Du glyphosate dans du miel : des apiculteurs portent plainte contre Bayer
Le syndicat apicole de l'Aisne a porté plainte mercredi contre Bayer, qui vient de boucler le rachat de Monsanto, après la découverte de glyphosate dans le miel d'un de ses adhérents, a-t-on appris vendredi de sources concordantes.
Le syndicat, réunissant 200 apiculteurs pour la plupart amateurs, a reçu l'alerte d'un de ses membres qui vend ses excédents au groupe Famille Michaud Apiculteurs, le plus gros acteur du miel en France, notamment avec sa marque Lune de Miel.
Le miel est systématiquement analysé
"Lorsqu'ils reçoivent le miel, ils le font systématiquement analyser et là ils ont trouvé du glyphosate", explique à l'AFP Jean-Marie Camus, président du syndicat apicole de l'Aisne, confirmant une information du quotidien Le Parisien-Aujourd'hui en France.

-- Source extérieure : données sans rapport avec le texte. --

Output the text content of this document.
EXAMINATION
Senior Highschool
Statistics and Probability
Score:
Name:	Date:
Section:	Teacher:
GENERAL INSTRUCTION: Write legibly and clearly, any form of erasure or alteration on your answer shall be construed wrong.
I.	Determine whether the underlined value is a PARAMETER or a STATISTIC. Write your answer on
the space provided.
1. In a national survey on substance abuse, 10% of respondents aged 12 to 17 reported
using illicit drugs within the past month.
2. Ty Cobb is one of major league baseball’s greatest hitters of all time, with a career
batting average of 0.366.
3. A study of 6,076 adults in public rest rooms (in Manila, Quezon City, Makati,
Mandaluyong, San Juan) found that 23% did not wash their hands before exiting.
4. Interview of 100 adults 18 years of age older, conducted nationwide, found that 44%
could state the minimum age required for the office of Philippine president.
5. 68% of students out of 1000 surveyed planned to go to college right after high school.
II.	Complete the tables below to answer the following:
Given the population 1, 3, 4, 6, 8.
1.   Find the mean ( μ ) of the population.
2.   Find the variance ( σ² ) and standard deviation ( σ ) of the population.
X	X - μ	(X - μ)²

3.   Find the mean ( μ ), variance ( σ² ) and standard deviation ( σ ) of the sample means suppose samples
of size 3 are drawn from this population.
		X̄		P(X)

Interrogé par l'AFP, Famille Michaud Apiculteurs a confirmé lui avoir refusé trois fûts de miel toutes fleurs, d'un total de 900 kg, après y avoir détecté des traces de l'herbicide - le plus utilisé en France et qualifié de "cancérogène probable" par l'Organisation mondiale de la santé - à hauteur de "16 ppb" (parties par milliard).
"La règlementation glyphosates est européenne, elle fixe une limite maximale de 50 ppb pour le miel et les produits de la ruche", a précisé à l'AFP Vincent Michaud, PDG du groupe, qui refuse "systématiquement" d'utiliser du miel quand le taux de glyphosate y dépasse le seuil de 10 ppb.
"Notre politique qualité est plus exigeante (...) car nous considérons que le miel doit rester un produit 100% pur et naturel, totalement préservé, et que la pureté et la qualité d'un miel doivent systématiquement être contrôlées avant la commercialisation", a fait valoir M. Michaud.
Plainte déposée pour "administration de substances nuisibles"
L'apiculteur concerné habite près de Laon, une région de grandes cultures (colza, betterave, tournesol, luzerne). "Mais il ne faut pas non plus oublier le jardinier du dimanche et sa propension à utiliser facilement le Roundup", nom commercial de l'herbicide, souligne l'avocat du syndicat, Me Emmanuel Ludot, du barreau de Reims.
La plainte a été déposée jeudi pour "administration de substances nuisibles" contre Bayer et Monsanto, dont le siège en France est à Lyon, une date choisie symboliquement "pour la faire coïncider avec deux événements: une action nationale des apiculteurs et le rachat définitif de Monsanto par Bayer", a souligné Me Ludot.
Jean-Marie Camus espère que cette action conduira à l'ouverture d'une enquête permettant de savoir, notamment, si cette contamination est accidentelle ou pas et quelles conséquences elle pourrait avoir sur la santé des consommateurs. Il a conservé les trois fûts de miel mis en cause.
"La question est aussi de savoir quelle est l'étendue du phénomène. Famille Michaud m'a dit qu'il ne s'agissait pas d'un cas isolé", a ajouté Me Ludot.
Des traces régulières de glyphosate
Tous les miels livrés au groupe par des apiculteurs français sont analysés et "régulièrement, nous détectons des substances exogènes dont le glyphosate", a confirmé Vincent Michaud, précisant que sur la récolte 2018, le taux de contamination au glyphosate était de 12% parmi les lots fournis au groupe en France et que le nombre d'apiculteurs auxquels il avait demandé de récupérer leur livraison était de sept.
"Régulièrement, nous détectons des substances exogènes dont le glyphosate", confirme Vincent Michaud
Parmi les autres substances souvent détectées, M. Michaud cite des sirops de nourrissement ou des antibiotiques destinés aux abeilles, et des pesticides.
Des apiculteurs ont manifesté jeudi un peu partout en France pour réclamer des aides exceptionnelles et un environnement plus favorable aux abeilles, après "l'hécatombe" dans les ruches cet hiver.